Friday, May 13, 2005

The Tryst of a Lifetime

Rebecca is excited about her upcoming trip to Kansas City, where she will be able to sit in front of the 8-foot Great Kuan Yin in the Nelson-Atkins Art Museum, she will massage her sister Deborah’s head, and most importantly she will have the “tryst of a lifetime,” as she puts it.

When she was a student of 19 at the Kansas City School of Art known as Becky, she worked for Don, a man in his 30s at the time. (His claim to fame is that he is and has always been the inker for Doonesbury.) They became great friends. Over the years they often wrote to each other weekly, on real stationary with envelopes and stamps. They told each other everything. They saw each other for the last time in 1993 before Rebecca was initiated into Feri. Over all these years, there has only been one kiss and well maybe he held her hand once. But all in all she respected the fact that he was a married man with three children and they were simply best friends.

Recently their friendship resumed as Rebecca left her Feri practice behind and once again joined the rest of humanity. They decided just once to give in to what is obviously a wonderful love for each other. They have planned the most romantic reunion while she is in Kansas City. But then they will put romance behind and just resume their friendship because Don is still married after 40+ years. Rebecca sees it as a precursor to the next love of her life here in Washington, with someone who isn’t encumbered by marriage, maybe a man, maybe a woman, who knows?

When I first heard this fairy-tale plan, it sounded bizarre to me. How could you consummate a relationship and then just walk away from it?
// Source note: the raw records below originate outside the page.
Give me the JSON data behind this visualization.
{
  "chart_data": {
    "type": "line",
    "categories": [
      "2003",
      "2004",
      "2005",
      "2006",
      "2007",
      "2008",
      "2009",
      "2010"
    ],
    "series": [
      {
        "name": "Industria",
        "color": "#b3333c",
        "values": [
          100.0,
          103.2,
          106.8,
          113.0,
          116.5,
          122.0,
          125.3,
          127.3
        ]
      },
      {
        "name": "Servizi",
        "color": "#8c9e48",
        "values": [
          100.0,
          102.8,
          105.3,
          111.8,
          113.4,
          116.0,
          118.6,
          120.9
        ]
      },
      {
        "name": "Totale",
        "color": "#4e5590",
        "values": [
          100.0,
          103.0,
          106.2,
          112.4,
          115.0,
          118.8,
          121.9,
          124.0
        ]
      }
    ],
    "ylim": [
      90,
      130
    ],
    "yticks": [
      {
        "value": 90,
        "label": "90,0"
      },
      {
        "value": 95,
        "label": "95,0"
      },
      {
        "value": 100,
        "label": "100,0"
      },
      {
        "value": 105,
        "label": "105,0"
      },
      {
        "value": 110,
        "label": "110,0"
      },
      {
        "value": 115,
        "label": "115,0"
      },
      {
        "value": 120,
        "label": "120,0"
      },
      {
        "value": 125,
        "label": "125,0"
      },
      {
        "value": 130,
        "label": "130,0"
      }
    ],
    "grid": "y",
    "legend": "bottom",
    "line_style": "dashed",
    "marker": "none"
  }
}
But then I realized that I had had a similar experience just prior to starting to date David. Since my summer in Math Camp at FSU in 1966, I had been best friends with Duke Miles, an older college boy at the time who helped keep us high-schoolers in line. Duke was not the most attractive person I have ever met, but he was incredibly witty, smart, and just plain fun. We too exchanged real letters, almost every week. He came to Panama City to visit me several times, often bringing friends who went out with my friends. He bought me my first bottle of vodka, since I was not 21 yet. We stayed in close contact until he decided to get married to Maxine (otherwise known as Max) at age 21. I was in their wedding and wished them well. I visited them in Atlanta with various and sundry male companions over the years. Duke snapped one picture which he always jokingly threatened to blackmail me with. Then his marriage to Max broke up and Duke was flailing around looking for someone to give his broken heart to. He came to visit me in Washington during that time. Just this once, my best friend and I had more than a friendship and it was sweet, tender, and intimate. Then he went back to Atlanta and soon thereafter found Melinda, his second wife and the mother of his two children. Within a month of Duke’s visit, I was dating David, to become married and forever happily monogamous.

So maybe there is something to this concept of a one-time “tryst of a lifetime” that launches us into our next romantic involvement.

My friend Duke remained married to Melinda until his untimely death at age 53 of a massive stroke. It happened on the very day when my daughter Rachel and I were on our way to visit him and his family at their lake house outside of Atlanta. I will forever miss him.